Меж тем, гепард легко приручается и даже мурлычет нежным, почти птичьим курлыканьем. В Средневековье это любимое охотничье животное великих владык, от Великого Могола Акбара, содержавшего в своих охотничьих стойлах около тысячи этих животных, до князя Юрия Долгорукого, известного русским летописям под венгерским именем Гюрги, который в ходе исторической пьянки «во Москове» получил в подарок «пардуса» от своего собутыльника Святослава. Как человек, заходивший в вольер к гепардам а также гулявший с ними по коридору вокруг вольеров, готов свидетельствовать, что звери они отнюдь не свирепые, без приказа и провокации не нападают и даже не шипят. Конечно, со стороны они выглядят как сама смерть, но нельзя же судить только по внешности.

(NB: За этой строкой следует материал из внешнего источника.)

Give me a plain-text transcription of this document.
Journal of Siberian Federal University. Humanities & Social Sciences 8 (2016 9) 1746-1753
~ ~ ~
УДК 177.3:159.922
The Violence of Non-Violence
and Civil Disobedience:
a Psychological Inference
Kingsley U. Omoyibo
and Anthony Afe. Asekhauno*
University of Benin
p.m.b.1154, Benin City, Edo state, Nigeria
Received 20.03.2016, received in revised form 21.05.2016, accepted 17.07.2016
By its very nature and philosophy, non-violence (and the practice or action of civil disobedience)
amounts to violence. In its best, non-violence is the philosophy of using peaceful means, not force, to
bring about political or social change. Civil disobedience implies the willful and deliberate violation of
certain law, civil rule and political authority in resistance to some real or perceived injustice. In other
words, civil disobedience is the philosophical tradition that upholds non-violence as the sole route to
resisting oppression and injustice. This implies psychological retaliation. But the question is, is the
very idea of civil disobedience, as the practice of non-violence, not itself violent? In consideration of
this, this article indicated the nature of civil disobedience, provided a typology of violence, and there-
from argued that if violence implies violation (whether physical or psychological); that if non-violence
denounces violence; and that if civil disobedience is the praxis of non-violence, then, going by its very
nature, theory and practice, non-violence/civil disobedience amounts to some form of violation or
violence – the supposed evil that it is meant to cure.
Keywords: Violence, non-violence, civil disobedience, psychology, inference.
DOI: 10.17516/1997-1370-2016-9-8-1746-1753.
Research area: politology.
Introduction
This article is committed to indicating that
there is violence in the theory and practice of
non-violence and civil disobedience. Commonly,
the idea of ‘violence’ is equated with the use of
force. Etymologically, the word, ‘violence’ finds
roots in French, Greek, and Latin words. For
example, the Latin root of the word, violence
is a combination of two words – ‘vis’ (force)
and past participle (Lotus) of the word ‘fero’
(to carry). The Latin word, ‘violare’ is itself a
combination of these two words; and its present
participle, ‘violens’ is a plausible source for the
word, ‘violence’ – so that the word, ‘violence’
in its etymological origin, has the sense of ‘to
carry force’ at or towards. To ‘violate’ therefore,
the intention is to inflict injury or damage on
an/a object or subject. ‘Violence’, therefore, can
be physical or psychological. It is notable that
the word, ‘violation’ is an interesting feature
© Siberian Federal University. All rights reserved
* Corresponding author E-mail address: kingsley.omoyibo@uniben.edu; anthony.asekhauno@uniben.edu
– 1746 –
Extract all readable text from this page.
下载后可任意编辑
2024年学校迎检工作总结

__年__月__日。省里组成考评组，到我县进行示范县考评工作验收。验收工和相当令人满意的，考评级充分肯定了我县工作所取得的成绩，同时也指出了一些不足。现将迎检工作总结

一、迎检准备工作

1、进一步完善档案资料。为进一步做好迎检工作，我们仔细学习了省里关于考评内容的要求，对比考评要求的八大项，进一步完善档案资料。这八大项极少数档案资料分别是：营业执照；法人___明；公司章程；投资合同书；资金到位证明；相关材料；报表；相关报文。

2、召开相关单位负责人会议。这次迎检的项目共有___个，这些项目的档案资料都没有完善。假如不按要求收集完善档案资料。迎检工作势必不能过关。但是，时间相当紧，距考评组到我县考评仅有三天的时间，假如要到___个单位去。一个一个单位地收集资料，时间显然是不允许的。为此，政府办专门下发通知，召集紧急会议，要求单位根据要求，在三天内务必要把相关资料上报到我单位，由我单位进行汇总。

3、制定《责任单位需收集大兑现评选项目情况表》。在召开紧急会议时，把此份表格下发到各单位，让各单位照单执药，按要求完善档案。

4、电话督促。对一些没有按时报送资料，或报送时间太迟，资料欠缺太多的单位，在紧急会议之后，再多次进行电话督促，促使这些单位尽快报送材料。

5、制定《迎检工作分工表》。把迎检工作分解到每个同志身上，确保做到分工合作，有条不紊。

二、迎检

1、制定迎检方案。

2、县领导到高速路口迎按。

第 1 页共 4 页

В промежутке между кормлением львят и взрослых кошек Крэг зачем-то решил покатать нас на своем лендровере по своим землям. Нет, конечно, я узнал кое-что новое из этой поездки. Например, посмотрел и даже прокатился на лендровере полувековой давности, а кроме того, подучился смирению (убитая подвеска плюс всякие ямы с камнями этому весьма способствуют). Кроме того, познакомился с трех-пятиметровой родней жирафы Зенды – и опять-таки подучился смирению, когда они вдруг разом быстрым шагом пошли на лендровер со всех сторон и остановились у самого корпуса. (Крэг находит это замечательной шуткой. Что ж, посмеемся вместе с ним.) Но я, честно говоря, предпочел бы что-нибудь менее возвышенное, например, рубить дрова для костра. При должной остроте топора это тоже может научить смирению.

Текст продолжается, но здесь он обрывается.